Christopher Columbus: Journal and Selected Writings

Reception and analysis

Multiple scholarly interpretations and descriptions of Columbus and his actions are based on the de las Casas transcription rather than the original copy of Columbus's Diario which has disappeared. John E. Kizca, a professor and history department chair at Washington State University, argues that since the only remaining primary source of Columbus's journal was transcribed by Bartolome de Las Casas, de Las Casas's transcription cannot be relied upon. Kizca asserts that de las Casas's translation is biased due to his own personal opinions of Columbus and the magnitude of his actions in the Americas. Kizca explains that de las Casas hides Columbus's true motives through his transcription because he observes Columbus as the representative figure of manipulating the Native Americans and "as the embodiment of Spanish policy towards overseas expansion.".[15] In The Conquest of Paradise: Christopher Columbus and the Columbian Legacy, Kirkpatrick Sale displays Columbus through passages of his journal as the chaotic result of a corrupted European society.[16] Sale concludes that Columbus was overwhelmed by the pressures of Spain to discover something significant, which led to his materialistic-minded and polarizing perspective of the Native Americans and their home.[16] Charles Alperin of the Jewish Federation of Omaha and many other Jewish scholars have pointed to the prologue of Columbus's journal as evidence for his Jewish heritage.[17] Conspiracists cite the prologue's unexpected delay in Columbus's departure and the vague mentions of Jewish people as the primary evidence in Columbus's first-hand journal.[17]

Jose Rabasa, professor of Romance languages and Literatures at Harvard University, describes Columbus's journal as an accurate account of his journey, despite Columbus not actually reaching the East Indies.[18] Rabasa characterizes Columbus's narrative of his discovery as picturesque and glorified, citing examples from de Las Casas's transcription like "pretty water," "stones with gold-covered spots," and "a good river."[18] Rabasa indicates that Columbus composes his journal with a conqueror approach to exploration in order to convince Queen Isabella of the industrial potential of the new lands.[18] Elvira Vilches, author and professor of Romance studies at Duke University, approaches Columbus's intentions for his journal in a purely religious light.[19] Vilches considers the Diario as Columbus's proof that he successfully spread Christianity to the Americas and as Columbus's evidence that he should acquire more resources to conduct more voyages to the New World.[19] Vilches contends that Columbus’s successful presentation of the contents of his journal and accompanied slaves from his first voyage commenced a chain of events.[19] Vilches traces Columbus’s mass murder and elimination of Native Americans back to his promise to the Spanish royalty of finding enough gold to fund a Christian crusade in Jerusalem.[19] Vilches argues that the journal’s documented New World potential directly led to the promise of gold which resulted in the massacre of innocent Taíno.[19] Dona de Sanctis, the editor in chief of the Italian American magazine, defends Columbus's interactions with the Tainos through his Diario.[20] She specifies that Columbus compliments the Native Americans' appearance and acumen upon first meeting them; she explains that Columbus's crew only retaliated with violence after the men Columbus left behind were killed off by the Tainos, and that Columbus's journal should serve as an important historical artifact emphasizing the significance of Columbus's accomplishments.[20] However, according to the journals, Columbus, unable to prove the Taino actually perpetrated the massacre, took no action whatsoever against the Taino.

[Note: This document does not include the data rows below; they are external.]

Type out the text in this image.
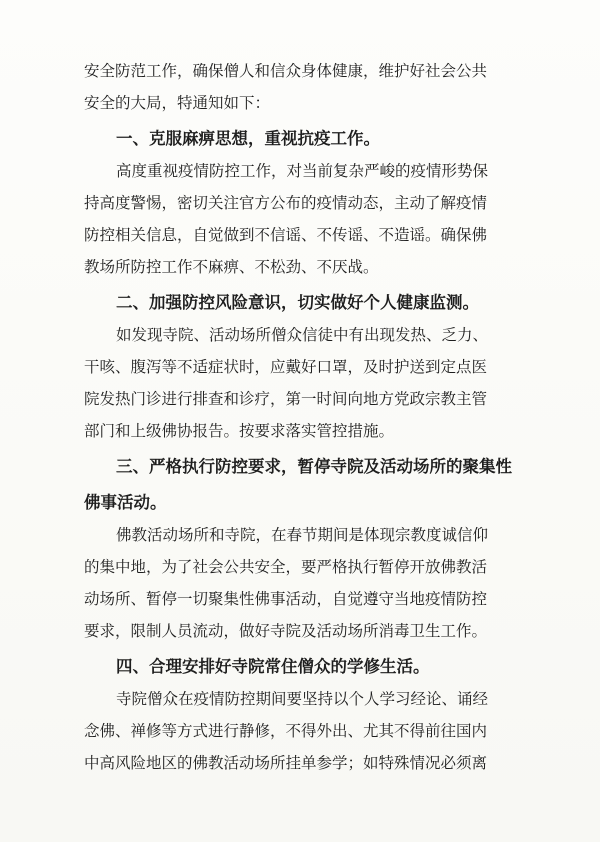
安全防范工作，确保僧人和信众身体健康，维护好社会公共
安全的大局，特通知如下：
一、克服麻痹思想，重视抗疫工作。
高度重视疫情防控工作，对当前复杂严峻的疫情形势保
持高度警惕，密切关注官方公布的疫情动态，主动了解疫情
防控相关信息，自觉做到不信谣、不传谣、不造谣。确保佛
教场所防控工作不麻痹、不松劲、不厌战。
二、加强防控风险意识，切实做好个人健康监测。
如发现寺院、活动场所僧众信徒中有出现发热、乏力、
干咳、腹泻等不适症状时，应戴好口罩，及时护送到定点医
院发热门诊进行排查和诊疗，第一时间向地方党政宗教主管
部门和上级佛协报告。按要求落实管控措施。
三、严格执行防控要求，暂停寺院及活动场所的聚集性
佛事活动。
佛教活动场所和寺院，在春节期间是体现宗教度诚信仰
的集中地，为了社会公共安全，要严格执行暂停开放佛教活
动场所、暂停一切聚集性佛事活动，自觉遵守当地疫情防控
要求，限制人员流动，做好寺院及活动场所消毒卫生工作。
四、合理安排好寺院常住僧众的学修生活。
寺院僧众在疫情防控期间要坚持以个人学习经论、诵经
念佛、禅修等方式进行静修，不得外出、尤其不得前往国内
中高风险地区的佛教活动场所挂单参学；如特殊情况必须离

The University of Oklahoma's translation, The Diario of Christopher Columbus' First Voyage to America 1492–1493, won the "Spain and America in the Quincentennial of the Discovery" award gifted by the Spanish government in 1991 in celebration of the 500th year anniversary of Columbus's discovery of the Americas.[13] Robert Fuson, professor of Geography at the University of South Florida, was awarded both the "Book of the Year" by the Library Journal and the "Elliott Montroll Special Award" by the New York Academy of Sciences for his work The Log of Christopher Columbus.[21]